I unfortunately don't have any older Starrett tap wrenches to compare these new ones with. That being said, the 91A is definitely little smoother than the 91B. The seller of the 91B said these were seconds:

*"Purchased directly from Starrett as "cosmetic" seconds.

The tool that you receive may have a minor scratch and/or a mark or 2.*


So that might explain why the 91A is a little smoother. Now, comparing the 91A and 91B to the other ones I had, the 91A and 91B are substantially better in every way possible (fit, finish, smoothness, etc.).


----------



## precisionworks (Dec 31, 2013)

> ... unfortunately don't have any older Starrett tap wrenches to compare these new ones with.


A little time & money on eBay will take care of that 







This Starrett 172A arrived yesterday, lightly covered in rust preventive oil, perfect in every aspect I could see or measure ... using a 5-digit Mitu mic showed each leaf was no more than half a tenth off the marked number.
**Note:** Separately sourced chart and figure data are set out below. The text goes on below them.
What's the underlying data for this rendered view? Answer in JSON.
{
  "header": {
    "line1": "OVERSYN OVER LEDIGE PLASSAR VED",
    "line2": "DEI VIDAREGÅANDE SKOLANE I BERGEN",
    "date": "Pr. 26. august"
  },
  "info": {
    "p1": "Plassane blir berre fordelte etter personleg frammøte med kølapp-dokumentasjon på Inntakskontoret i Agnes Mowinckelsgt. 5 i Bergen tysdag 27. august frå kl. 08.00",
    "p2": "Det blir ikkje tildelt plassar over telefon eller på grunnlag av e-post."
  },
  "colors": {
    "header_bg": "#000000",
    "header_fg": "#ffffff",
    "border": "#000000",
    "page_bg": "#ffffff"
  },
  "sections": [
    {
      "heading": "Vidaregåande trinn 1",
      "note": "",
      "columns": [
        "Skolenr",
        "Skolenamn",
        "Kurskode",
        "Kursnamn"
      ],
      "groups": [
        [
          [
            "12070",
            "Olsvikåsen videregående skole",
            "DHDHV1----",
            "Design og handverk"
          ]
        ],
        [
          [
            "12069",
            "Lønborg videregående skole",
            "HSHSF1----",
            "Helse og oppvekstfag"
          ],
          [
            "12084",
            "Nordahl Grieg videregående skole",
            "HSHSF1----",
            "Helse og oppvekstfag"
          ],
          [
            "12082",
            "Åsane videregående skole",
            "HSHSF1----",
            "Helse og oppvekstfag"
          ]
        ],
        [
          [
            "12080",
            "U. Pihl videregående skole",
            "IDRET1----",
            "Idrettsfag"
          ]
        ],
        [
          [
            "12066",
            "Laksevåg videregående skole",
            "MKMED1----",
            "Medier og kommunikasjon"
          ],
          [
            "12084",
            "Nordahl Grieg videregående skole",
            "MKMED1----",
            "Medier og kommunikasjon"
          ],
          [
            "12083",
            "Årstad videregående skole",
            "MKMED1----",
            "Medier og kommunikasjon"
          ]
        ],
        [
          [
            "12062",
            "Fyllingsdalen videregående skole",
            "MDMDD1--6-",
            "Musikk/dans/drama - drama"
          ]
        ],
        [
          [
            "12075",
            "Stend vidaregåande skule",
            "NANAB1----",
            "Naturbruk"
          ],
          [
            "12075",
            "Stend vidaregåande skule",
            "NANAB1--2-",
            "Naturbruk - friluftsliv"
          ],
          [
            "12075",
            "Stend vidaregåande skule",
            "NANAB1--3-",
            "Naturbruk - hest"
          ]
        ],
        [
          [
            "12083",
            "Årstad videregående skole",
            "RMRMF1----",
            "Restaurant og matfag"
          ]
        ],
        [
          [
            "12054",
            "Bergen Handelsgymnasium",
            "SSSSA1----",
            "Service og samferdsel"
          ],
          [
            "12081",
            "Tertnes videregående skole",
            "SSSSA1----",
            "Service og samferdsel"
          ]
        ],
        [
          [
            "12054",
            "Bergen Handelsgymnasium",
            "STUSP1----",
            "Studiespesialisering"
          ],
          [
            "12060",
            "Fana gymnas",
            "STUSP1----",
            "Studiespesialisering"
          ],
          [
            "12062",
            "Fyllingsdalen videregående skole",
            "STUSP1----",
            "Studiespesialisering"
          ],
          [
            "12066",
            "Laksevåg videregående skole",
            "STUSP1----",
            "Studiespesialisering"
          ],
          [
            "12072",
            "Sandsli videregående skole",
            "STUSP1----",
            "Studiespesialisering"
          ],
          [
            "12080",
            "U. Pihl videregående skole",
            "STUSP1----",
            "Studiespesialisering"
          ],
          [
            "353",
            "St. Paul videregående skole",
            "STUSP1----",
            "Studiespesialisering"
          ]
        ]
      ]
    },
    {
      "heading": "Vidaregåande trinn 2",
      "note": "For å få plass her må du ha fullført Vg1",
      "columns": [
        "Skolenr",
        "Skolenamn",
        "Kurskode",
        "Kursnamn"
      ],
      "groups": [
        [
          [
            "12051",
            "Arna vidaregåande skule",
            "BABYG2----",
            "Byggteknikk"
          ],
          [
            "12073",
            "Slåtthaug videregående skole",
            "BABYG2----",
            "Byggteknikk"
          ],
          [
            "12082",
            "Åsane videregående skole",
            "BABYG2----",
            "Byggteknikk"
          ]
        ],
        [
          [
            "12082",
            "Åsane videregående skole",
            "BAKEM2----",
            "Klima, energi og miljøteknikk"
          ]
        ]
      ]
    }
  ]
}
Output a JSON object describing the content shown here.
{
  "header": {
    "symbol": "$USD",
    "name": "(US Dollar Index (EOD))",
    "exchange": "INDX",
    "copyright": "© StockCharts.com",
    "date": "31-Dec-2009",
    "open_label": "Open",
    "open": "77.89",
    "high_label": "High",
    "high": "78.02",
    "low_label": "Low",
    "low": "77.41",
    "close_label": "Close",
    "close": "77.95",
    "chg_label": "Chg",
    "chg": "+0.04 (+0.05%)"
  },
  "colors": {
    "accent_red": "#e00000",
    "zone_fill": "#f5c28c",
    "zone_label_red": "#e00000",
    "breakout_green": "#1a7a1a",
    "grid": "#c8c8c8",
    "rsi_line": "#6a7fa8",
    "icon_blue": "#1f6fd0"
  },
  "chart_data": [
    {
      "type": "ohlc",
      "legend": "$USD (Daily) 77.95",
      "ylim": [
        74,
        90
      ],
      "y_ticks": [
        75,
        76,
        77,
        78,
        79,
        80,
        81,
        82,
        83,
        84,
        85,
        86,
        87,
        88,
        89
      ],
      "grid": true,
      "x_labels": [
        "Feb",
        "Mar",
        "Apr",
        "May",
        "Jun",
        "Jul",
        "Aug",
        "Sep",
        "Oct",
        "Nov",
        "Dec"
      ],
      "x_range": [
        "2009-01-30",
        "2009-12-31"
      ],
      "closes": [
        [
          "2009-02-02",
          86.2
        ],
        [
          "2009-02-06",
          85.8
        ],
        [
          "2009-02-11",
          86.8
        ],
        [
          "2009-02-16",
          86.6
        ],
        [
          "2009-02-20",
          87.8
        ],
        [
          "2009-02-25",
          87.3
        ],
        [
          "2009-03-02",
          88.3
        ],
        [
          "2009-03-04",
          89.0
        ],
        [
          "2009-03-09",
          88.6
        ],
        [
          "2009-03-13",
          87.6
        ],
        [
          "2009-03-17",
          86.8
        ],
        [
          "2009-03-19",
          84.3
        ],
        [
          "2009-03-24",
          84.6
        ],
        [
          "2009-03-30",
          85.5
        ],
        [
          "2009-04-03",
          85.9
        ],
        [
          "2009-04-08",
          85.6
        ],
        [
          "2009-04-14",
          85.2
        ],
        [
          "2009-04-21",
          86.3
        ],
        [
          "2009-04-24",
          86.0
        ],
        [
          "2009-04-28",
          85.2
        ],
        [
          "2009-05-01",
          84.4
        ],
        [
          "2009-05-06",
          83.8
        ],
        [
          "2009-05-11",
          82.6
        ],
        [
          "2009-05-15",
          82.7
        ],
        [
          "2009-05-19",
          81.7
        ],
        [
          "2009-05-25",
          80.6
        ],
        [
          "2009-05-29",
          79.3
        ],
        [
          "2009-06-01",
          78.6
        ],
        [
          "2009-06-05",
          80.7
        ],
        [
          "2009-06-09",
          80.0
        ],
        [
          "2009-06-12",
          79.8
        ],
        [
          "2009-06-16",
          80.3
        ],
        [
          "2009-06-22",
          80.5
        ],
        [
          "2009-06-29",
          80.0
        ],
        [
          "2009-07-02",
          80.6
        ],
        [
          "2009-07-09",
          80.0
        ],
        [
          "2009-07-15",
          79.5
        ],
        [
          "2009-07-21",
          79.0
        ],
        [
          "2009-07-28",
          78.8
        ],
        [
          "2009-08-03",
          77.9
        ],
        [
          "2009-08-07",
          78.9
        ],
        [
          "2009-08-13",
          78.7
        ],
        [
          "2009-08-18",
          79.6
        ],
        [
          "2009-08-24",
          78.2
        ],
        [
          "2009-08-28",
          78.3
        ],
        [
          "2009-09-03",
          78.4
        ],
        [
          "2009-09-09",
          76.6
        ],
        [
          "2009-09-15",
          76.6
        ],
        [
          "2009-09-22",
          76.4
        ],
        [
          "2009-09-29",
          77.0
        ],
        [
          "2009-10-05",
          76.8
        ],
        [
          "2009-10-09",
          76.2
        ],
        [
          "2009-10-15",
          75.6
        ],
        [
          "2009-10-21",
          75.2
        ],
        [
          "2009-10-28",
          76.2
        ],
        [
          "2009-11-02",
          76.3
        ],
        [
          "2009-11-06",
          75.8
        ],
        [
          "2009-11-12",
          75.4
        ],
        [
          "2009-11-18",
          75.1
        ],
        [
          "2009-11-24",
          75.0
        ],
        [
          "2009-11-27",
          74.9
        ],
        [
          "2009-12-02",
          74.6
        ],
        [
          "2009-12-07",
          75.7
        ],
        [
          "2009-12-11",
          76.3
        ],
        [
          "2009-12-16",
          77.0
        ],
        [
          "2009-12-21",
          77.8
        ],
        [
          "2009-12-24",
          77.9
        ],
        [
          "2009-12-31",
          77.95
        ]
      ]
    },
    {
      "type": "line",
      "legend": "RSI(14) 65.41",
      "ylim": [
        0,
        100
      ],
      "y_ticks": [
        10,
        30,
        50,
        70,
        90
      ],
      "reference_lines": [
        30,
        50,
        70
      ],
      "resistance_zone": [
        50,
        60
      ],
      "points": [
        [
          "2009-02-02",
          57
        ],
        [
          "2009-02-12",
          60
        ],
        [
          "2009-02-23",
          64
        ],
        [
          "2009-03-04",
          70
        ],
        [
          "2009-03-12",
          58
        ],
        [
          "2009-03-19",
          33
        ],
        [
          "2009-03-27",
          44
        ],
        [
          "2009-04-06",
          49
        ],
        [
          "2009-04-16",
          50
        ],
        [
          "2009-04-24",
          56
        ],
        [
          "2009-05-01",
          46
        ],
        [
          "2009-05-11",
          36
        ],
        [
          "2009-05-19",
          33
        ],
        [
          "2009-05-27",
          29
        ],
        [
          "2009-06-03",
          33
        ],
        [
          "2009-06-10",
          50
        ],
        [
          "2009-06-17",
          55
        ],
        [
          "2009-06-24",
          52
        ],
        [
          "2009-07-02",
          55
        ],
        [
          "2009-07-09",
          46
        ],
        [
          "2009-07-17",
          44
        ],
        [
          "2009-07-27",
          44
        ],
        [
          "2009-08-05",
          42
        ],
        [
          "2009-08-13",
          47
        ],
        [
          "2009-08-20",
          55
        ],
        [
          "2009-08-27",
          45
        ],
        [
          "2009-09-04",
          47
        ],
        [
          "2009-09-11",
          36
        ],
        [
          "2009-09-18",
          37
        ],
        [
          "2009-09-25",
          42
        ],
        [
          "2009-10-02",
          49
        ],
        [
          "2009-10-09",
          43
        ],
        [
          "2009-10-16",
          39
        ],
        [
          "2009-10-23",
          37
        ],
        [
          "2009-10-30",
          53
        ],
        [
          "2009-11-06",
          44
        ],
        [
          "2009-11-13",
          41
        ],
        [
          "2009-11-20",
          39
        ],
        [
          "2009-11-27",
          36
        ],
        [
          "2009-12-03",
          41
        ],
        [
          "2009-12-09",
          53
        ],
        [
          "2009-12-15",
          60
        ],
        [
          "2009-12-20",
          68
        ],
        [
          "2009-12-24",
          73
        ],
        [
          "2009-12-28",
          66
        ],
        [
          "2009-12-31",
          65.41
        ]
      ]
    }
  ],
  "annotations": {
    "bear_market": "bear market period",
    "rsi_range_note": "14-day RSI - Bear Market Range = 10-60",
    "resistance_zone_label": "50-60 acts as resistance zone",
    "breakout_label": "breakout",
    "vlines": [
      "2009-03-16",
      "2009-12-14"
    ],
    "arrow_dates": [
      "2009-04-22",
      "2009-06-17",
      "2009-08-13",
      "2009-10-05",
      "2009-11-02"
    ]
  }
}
Fixed end of handle is riveted & there's a solid spacer that sets the inside width. Pivot end uses a machined/knurled/blued knob that threads into a machined nut that's captured on the back side. Certainly the nicest & best made thickness gage in the shop. About $30, roughly twice as much as anything else available. Worth every penny.

I'd rather buy & use old Starrett than anything else new. Couldn't find an old 172A with a decent .0015" leaf (they're easy to destroy) so had to buy a new one. New Starrett sometimes isn't as butter smooth as old but it's still superior to most everything else.


----------